This session includes three talks on the privacy issues of energy consumption data collected by smart meters. The first two talks are trying to protect the privacy of energy consumption data with different approaches while the third talk is to show how appliances activities in residential homes can be detected with the modeled energy consumption for different loads.
Talk 1:Shepherd: Sharing Energy for Privacy Preserving in Hybrid AC-DC Microgrids (paper link)
This work investigates the privacy issues in hybrid AC-DC microgrids, where both AC and DC transmission line exist and allow the energy sharing among buildings in the microgrids. Both adversarial models for a single home and microgrids with compromised buildings are proposed for privacy issues. An optimization problem is formulated to minimize the energy transmission in a microgrid while protecting the privacy for all the homes in the microgrid. The results show that the detection ratio with the proposed heuristic solution drops from 33% to 13% compared to battery based consumption hiding approaches.
Q: why there is privacy issue in the proposed setting?

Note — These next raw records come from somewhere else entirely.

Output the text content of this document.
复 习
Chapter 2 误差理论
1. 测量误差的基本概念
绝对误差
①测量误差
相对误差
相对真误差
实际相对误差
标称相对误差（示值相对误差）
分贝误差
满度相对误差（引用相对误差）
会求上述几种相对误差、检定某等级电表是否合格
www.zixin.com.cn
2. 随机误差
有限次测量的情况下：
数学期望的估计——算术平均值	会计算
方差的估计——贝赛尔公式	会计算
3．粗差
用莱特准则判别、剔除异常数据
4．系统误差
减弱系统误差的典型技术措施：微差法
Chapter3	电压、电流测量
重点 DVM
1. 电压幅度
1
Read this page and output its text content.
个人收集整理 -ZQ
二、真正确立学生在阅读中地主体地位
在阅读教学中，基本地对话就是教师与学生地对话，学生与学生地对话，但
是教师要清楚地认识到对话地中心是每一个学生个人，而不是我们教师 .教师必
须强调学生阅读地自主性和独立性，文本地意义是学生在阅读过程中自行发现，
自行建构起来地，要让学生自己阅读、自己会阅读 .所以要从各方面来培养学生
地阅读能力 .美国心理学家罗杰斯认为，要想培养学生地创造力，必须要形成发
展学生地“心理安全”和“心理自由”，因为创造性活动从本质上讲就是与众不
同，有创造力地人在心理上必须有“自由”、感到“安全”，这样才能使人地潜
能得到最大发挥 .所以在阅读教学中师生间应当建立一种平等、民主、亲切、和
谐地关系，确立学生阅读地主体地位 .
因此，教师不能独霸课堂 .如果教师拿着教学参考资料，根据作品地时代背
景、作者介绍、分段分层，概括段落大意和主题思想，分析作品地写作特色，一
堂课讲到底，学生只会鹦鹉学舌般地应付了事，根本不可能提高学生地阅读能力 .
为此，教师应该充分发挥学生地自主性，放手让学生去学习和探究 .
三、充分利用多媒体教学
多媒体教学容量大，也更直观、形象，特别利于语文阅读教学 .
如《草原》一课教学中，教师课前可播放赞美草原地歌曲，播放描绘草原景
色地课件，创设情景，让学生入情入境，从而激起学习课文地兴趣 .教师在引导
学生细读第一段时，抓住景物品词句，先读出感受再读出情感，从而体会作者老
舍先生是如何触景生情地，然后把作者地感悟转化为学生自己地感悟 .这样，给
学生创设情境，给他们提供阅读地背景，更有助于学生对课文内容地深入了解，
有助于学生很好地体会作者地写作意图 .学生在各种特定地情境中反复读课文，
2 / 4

The utility company tries to collect high granularity energy consumption in homes for control or billing purposes. However, they may sell the collected data to third party and the third party may utilize the data to analyze the activity patterns of people for advertisements.
Talk 2:Towards Provable Privacy Guarantees Using Rechargeable Energy-Storage Devices (paper link)
Different from the first talk, this talk is to utilize the rechargeable energy storage devices (e.g., batteries) to hide energy consumption information. The main idea is to change the energy consumption of a load by charging and discharging the battery. The goal of this work is to analyze the privacy guarantees for such strategies. Then a charging strategy is proposed to fulfill the requirement that the charging/discharging rates follow a generalized Irwin-Hall (GIH) distribution. The experiments show that the proposed strategy can give good privacy guarantees and outperforms conventional charging strategies.
Q: The batteries deployed are not supposed for protecting privacy, right? If the batteries is mainly used for protecting privacy, what about the initial purpose?
The work is to investigate the theoretical performance we can achieve if we utilize the battery for protecting the privacy. It can be further discussed how to balance between protecting privacy and other purposes for batteries.
This talk is to provide the insight of complex energy consumption patterns of different appliances in the residential buildings. The loads are categorized into four basic types: resistive, inductive, capacitive and non-linear and the corresponding consumption models for different appliances are proposed. The Non-Intrusive Model Derivation (NIMD) approach is presented for automated modeling of electrical loads: i) when the loads are turned on or off; ii) what are the usage patterns of different loads. The experimental evaluation showed that the automated models are within 1% of the ground truth.